Super. Merci de répondre à mes questions.

Opérateur

Ceci conclut notre session de questions-réponses. Je voudrais laisser la parole à Todd Clossin pour les remarques de clôture. Allez-y, s’il vous plaît.

Todd Clossin

Eh bien, je vous remercie. J’apprécie le temps que tout le monde a passé ce matin. Nous avons eu beaucoup de bonnes questions, et j’espère que nous avons répondu aux questions qui se posent en ce moment inhabituel. Nous sommes très satisfaits de notre position de liquidité, de notre situation de capital, de notre pré-provision, de nos revenus nets. Nous pensons que nous sommes en bonne forme. Il y a beaucoup d’incertitude quant à l’avenir et à ce à quoi il ressemblera, mais nous avons anticipé le fait qu’en cas de ralentissement économique, nous voulions nous assurer que nous étions en bonne position pour réussir et nous pensons que sur une base relative, nous sommes en assez bonne position.
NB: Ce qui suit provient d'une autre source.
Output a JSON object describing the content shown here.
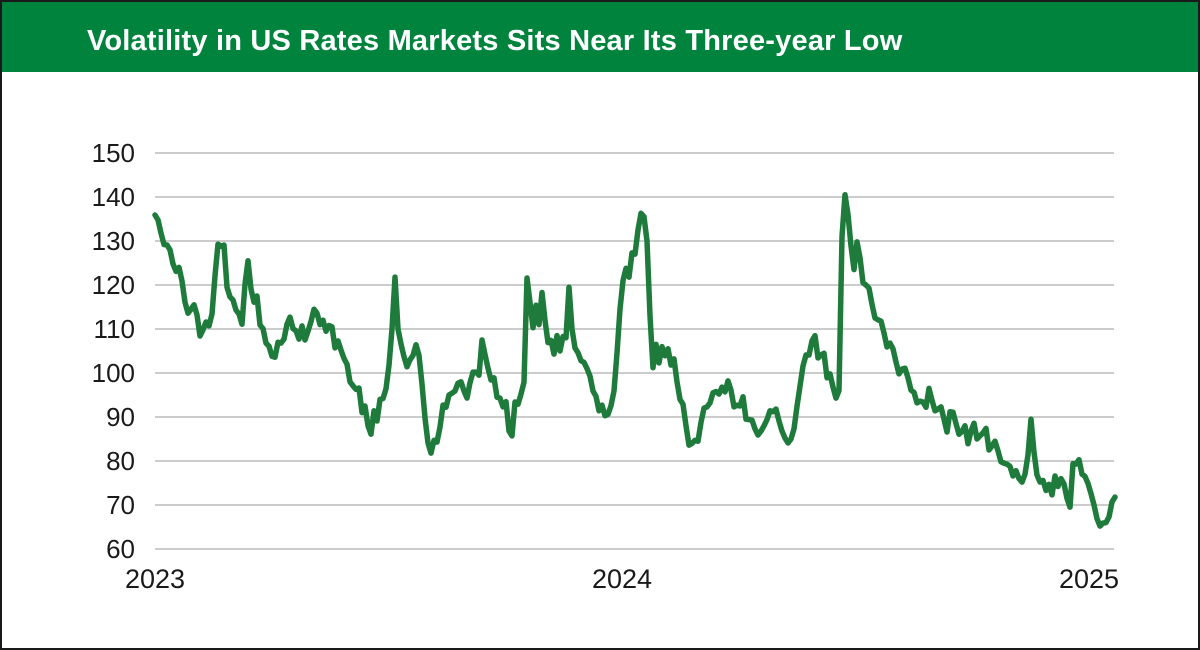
{
  "header": {
    "title": "Volatility in US Rates Markets Sits Near Its Three-year Low",
    "bg_color": "#00843D",
    "text_color": "#FFFFFF"
  },
  "chart_data": {
    "type": "line",
    "title": "Volatility in US Rates Markets Sits Near Its Three-year Low",
    "xlabel": "",
    "ylabel": "",
    "x_axis": {
      "ticks": [
        2023,
        2024,
        2025
      ]
    },
    "y_axis": {
      "ticks": [
        60,
        70,
        80,
        90,
        100,
        110,
        120,
        130,
        140,
        150
      ],
      "min": 60,
      "max": 150
    },
    "grid": {
      "horizontal": true,
      "vertical": false,
      "color": "#CCCCCC"
    },
    "legend": "none",
    "axis_text_color": "#1A1A1A",
    "series": {
      "color": "#1E7B3B",
      "x_start_year": 2023.0,
      "x_step_years": 0.006424,
      "values": [
        135.9,
        134.8,
        131.8,
        129.2,
        129.1,
        128.0,
        124.8,
        123.1,
        124.0,
        120.9,
        116.1,
        113.6,
        114.5,
        115.5,
        113.2,
        108.4,
        109.8,
        111.6,
        110.7,
        113.4,
        122.1,
        129.3,
        128.8,
        129.1,
        119.5,
        117.3,
        116.6,
        114.3,
        113.4,
        111.1,
        120.2,
        125.5,
        119.1,
        116.1,
        117.5,
        110.9,
        110.1,
        106.8,
        106.1,
        103.8,
        103.6,
        107.0,
        106.8,
        107.7,
        111.1,
        112.7,
        110.1,
        109.6,
        107.7,
        110.7,
        107.5,
        109.5,
        111.7,
        114.5,
        113.6,
        111.0,
        112.0,
        109.5,
        110.8,
        110.5,
        105.7,
        107.3,
        105.2,
        103.3,
        102.0,
        98.0,
        97.1,
        96.3,
        96.6,
        91.0,
        92.5,
        88.0,
        86.1,
        91.4,
        89.1,
        94.0,
        94.2,
        96.4,
        101.8,
        110.0,
        121.8,
        110.0,
        106.6,
        103.7,
        101.4,
        103.0,
        104.0,
        106.4,
        104.0,
        97.5,
        89.8,
        84.1,
        81.8,
        84.7,
        84.3,
        87.7,
        92.7,
        92.2,
        95.0,
        95.4,
        95.9,
        97.7,
        98.0,
        95.9,
        94.3,
        97.8,
        100.2,
        100.2,
        99.5,
        107.5,
        104.2,
        101.1,
        98.4,
        98.9,
        94.5,
        94.3,
        92.3,
        93.5,
        86.8,
        85.7,
        93.4,
        92.9,
        95.2,
        97.9,
        121.6,
        116.0,
        110.3,
        115.4,
        111.0,
        118.3,
        112.0,
        106.9,
        107.4,
        104.3,
        108.5,
        105.0,
        108.3,
        108.0,
        119.5,
        110.0,
        105.7,
        104.6,
        102.8,
        102.4,
        101.0,
        99.3,
        95.9,
        94.7,
        91.4,
        92.7,
        90.3,
        90.6,
        92.6,
        95.9,
        104.5,
        114.5,
        121.0,
        123.8,
        121.8,
        127.3,
        127.0,
        132.5,
        136.3,
        135.5,
        130.0,
        113.0,
        101.2,
        106.5,
        102.3,
        106.0,
        103.9,
        105.5,
        101.8,
        103.2,
        98.0,
        94.0,
        92.9,
        88.0,
        83.6,
        84.0,
        84.7,
        84.5,
        88.8,
        92.0,
        92.3,
        93.2,
        95.5,
        95.8,
        95.2,
        96.8,
        95.7,
        98.2,
        96.1,
        92.3,
        92.7,
        92.5,
        94.6,
        89.5,
        89.4,
        89.3,
        87.3,
        85.9,
        86.8,
        88.0,
        89.4,
        91.4,
        91.2,
        91.8,
        89.1,
        86.8,
        85.2,
        84.1,
        85.0,
        87.3,
        92.4,
        97.0,
        101.6,
        104.1,
        104.1,
        107.3,
        108.5,
        103.4,
        104.1,
        104.5,
        98.9,
        99.8,
        96.8,
        94.3,
        96.0,
        131.0,
        140.5,
        136.0,
        128.9,
        123.5,
        129.8,
        126.2,
        120.5,
        120.0,
        119.3,
        115.6,
        112.5,
        112.1,
        111.8,
        109.1,
        105.9,
        106.8,
        105.5,
        102.5,
        99.8,
        100.9,
        101.1,
        98.9,
        96.1,
        95.6,
        93.2,
        93.6,
        93.4,
        92.2,
        96.5,
        93.8,
        91.4,
        91.8,
        92.3,
        89.5,
        86.6,
        91.2,
        91.1,
        88.5,
        86.1,
        86.7,
        88.0,
        83.9,
        86.8,
        88.6,
        85.0,
        85.7,
        86.4,
        87.4,
        82.5,
        83.4,
        84.5,
        82.3,
        79.8,
        79.5,
        79.3,
        78.8,
        76.6,
        77.8,
        76.0,
        75.2,
        77.0,
        81.4,
        89.5,
        82.0,
        76.8,
        75.2,
        75.6,
        73.3,
        74.7,
        72.3,
        76.6,
        74.2,
        76.0,
        74.8,
        71.5,
        69.5,
        79.4,
        79.3,
        80.3,
        77.0,
        76.5,
        74.9,
        72.6,
        70.0,
        66.9,
        65.2,
        65.9,
        66.0,
        67.3,
        70.7,
        71.8
      ]
    }
  }
}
Je vous remercie donc pour votre temps et j’espère avoir l’occasion de vous parler ou, je l’espère, de vous voir à une conférence dans le futur. Je vous souhaite une bonne journée.

Opérateur

La conférence est maintenant terminée. Je vous remercie d’avoir assisté à la présentation d’aujourd’hui. Vous pouvez maintenant vous déconnecter.